The women in Chitera labeled her as stubborn and disrespectful of their cultural values. She said she often heard comments like: “Look at you, you’re all grown up. Your little sister has a baby, what about you?” Ms. Banda recalled. “That was what I was dealing with every day. It was not easy.”

She found support from her teacher at primary school and from people at the Girls Empowerment Network. They helped convince her mother and aunts that she needed to be allowed to make her own decision.

“I was lucky,” Ms. Banda said. “I believe if the Girls Empowerment Network had come earlier in my community, things would have turned out different for my sister, as for my cousins, friends and many girls.”

Ms. Banda stayed in school, earning an undergraduate degree in development studies. She recently completed her master’s degree in project management.

She now works in Ntcheu, Malawi, with Save the Children International while running her own children’s rights nonprofit in Lilongwe. Malawi’s capital.

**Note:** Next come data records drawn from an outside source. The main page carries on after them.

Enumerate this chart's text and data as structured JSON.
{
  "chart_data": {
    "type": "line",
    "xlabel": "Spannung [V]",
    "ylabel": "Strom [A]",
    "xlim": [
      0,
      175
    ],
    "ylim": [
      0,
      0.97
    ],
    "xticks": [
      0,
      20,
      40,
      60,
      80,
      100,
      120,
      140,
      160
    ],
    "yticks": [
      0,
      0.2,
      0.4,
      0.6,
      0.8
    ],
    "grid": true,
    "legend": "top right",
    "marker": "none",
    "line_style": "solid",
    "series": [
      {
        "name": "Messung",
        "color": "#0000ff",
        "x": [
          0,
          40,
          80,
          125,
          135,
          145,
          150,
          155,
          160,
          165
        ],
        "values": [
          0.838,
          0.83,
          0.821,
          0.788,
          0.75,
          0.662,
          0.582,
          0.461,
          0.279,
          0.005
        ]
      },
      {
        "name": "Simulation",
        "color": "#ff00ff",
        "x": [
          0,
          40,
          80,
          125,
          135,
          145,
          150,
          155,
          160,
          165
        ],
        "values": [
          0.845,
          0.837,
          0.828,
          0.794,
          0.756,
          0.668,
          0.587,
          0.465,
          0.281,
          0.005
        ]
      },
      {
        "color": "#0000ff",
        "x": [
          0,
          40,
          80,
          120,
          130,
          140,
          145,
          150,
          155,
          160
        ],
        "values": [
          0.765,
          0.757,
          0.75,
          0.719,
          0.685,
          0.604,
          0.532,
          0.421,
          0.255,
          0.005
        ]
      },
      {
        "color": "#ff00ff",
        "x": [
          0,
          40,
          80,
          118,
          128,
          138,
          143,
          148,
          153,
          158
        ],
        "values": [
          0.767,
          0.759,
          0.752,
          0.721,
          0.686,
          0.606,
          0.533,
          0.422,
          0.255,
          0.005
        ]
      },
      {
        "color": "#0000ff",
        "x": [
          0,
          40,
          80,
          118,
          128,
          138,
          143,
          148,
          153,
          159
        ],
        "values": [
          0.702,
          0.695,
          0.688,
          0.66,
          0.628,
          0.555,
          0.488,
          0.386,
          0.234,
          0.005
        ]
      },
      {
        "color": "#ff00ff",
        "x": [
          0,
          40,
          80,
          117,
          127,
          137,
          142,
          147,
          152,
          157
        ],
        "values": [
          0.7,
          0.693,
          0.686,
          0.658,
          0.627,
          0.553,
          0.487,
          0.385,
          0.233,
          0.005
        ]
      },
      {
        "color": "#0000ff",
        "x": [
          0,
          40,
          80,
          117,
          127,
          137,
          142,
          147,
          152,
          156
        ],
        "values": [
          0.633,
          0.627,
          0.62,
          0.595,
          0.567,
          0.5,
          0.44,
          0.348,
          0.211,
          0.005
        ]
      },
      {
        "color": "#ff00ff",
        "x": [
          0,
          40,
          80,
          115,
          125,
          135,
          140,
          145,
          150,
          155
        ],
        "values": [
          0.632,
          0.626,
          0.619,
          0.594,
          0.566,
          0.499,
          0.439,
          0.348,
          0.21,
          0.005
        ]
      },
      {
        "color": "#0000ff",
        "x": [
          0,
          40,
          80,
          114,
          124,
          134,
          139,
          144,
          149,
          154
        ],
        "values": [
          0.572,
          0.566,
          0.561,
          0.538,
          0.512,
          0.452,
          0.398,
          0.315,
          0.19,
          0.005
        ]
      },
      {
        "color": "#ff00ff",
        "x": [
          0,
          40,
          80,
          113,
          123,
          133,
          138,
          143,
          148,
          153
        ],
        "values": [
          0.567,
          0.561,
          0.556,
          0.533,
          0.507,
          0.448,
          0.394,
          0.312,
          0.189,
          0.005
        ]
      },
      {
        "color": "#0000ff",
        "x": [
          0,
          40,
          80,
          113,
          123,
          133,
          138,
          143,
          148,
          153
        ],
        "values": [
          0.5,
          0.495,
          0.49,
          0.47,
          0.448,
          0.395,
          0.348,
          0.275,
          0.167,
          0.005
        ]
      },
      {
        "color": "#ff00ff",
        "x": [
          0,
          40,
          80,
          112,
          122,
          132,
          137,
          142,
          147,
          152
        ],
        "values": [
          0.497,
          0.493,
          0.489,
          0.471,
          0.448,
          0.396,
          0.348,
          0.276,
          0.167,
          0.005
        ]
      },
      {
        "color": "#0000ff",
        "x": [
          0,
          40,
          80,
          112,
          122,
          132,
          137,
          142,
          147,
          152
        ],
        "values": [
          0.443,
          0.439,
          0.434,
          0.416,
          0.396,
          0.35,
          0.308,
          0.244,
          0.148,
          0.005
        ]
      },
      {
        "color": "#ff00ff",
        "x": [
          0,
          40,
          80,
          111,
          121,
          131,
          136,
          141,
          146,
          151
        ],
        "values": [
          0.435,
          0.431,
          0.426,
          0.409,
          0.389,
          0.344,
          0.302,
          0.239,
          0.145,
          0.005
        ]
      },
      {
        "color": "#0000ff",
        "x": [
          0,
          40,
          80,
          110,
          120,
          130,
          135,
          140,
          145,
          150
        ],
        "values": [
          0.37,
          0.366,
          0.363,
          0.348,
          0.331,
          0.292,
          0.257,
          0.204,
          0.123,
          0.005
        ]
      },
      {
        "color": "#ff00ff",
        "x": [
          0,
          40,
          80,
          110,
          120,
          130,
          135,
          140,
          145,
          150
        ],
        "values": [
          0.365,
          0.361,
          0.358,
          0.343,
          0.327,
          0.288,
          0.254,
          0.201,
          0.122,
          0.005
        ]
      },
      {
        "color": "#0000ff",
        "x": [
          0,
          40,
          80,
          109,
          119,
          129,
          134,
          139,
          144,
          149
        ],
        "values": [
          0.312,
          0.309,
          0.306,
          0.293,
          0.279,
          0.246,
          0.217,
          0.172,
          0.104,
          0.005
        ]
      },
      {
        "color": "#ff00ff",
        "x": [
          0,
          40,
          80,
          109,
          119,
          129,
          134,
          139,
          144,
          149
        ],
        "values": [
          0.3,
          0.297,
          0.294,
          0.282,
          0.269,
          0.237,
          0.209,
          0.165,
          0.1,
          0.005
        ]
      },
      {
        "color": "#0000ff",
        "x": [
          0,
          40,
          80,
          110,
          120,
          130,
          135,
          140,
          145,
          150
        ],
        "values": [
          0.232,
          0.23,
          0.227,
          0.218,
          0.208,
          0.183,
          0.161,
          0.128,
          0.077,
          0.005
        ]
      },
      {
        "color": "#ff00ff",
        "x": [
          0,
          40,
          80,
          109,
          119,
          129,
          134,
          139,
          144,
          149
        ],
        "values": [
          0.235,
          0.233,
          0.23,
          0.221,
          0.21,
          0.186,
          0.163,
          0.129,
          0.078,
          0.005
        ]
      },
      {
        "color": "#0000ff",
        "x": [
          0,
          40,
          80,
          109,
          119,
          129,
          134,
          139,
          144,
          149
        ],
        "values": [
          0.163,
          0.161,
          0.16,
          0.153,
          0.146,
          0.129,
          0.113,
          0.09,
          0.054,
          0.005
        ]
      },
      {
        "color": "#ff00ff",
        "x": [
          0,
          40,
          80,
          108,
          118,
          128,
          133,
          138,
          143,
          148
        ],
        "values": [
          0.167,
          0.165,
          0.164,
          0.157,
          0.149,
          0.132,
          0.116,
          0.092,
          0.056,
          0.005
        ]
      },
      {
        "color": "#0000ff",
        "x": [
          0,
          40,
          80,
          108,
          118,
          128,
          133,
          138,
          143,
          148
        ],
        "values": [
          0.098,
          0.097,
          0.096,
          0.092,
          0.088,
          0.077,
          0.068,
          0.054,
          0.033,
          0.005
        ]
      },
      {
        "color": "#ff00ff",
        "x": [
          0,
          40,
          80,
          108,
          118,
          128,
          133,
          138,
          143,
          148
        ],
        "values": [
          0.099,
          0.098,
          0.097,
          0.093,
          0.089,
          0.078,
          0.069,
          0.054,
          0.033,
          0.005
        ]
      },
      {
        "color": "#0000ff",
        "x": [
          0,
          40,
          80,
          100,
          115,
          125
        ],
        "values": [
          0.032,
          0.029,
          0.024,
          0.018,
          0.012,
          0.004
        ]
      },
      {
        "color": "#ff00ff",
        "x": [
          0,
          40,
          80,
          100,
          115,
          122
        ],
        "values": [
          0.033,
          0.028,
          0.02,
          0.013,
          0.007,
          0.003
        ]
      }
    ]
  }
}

As much as she has accomplished, Ms. Banda is aware there is much left to do.

“Some of the girls that we have managed to pull out of early marriage, ended up getting back into those marriages because of poverty,” Ms. Banda said. “They have no financial support, and their parents cannot take care of them when they return home.”

She noted that child marriage is a multidimensional problem that requires a multidimensional solution of scholarships, economic opportunities, child protection structures at the community level and “changing the way families and communities view the problems,” she said.

Ms. Banda is currently lobbying Malawi’s Ministry of Gender to set up a “girls fund” to help provide economic opportunities to those most vulnerable to a childhood marriage.

For her sister, the first, forced marriage didn’t last. While now remarried to a man she chose as an adult, her childhood trauma disrupted her education and ended her ambitions of becoming a teacher.

Ms. Banda’s next move is to set up a vocational school for girls through her nonprofit, aimed at providing job skills to those like her sister unable to go beyond secondary school.

“All I want is for girls to live in an equal and safe society,” she said. “Is that too much to ask?”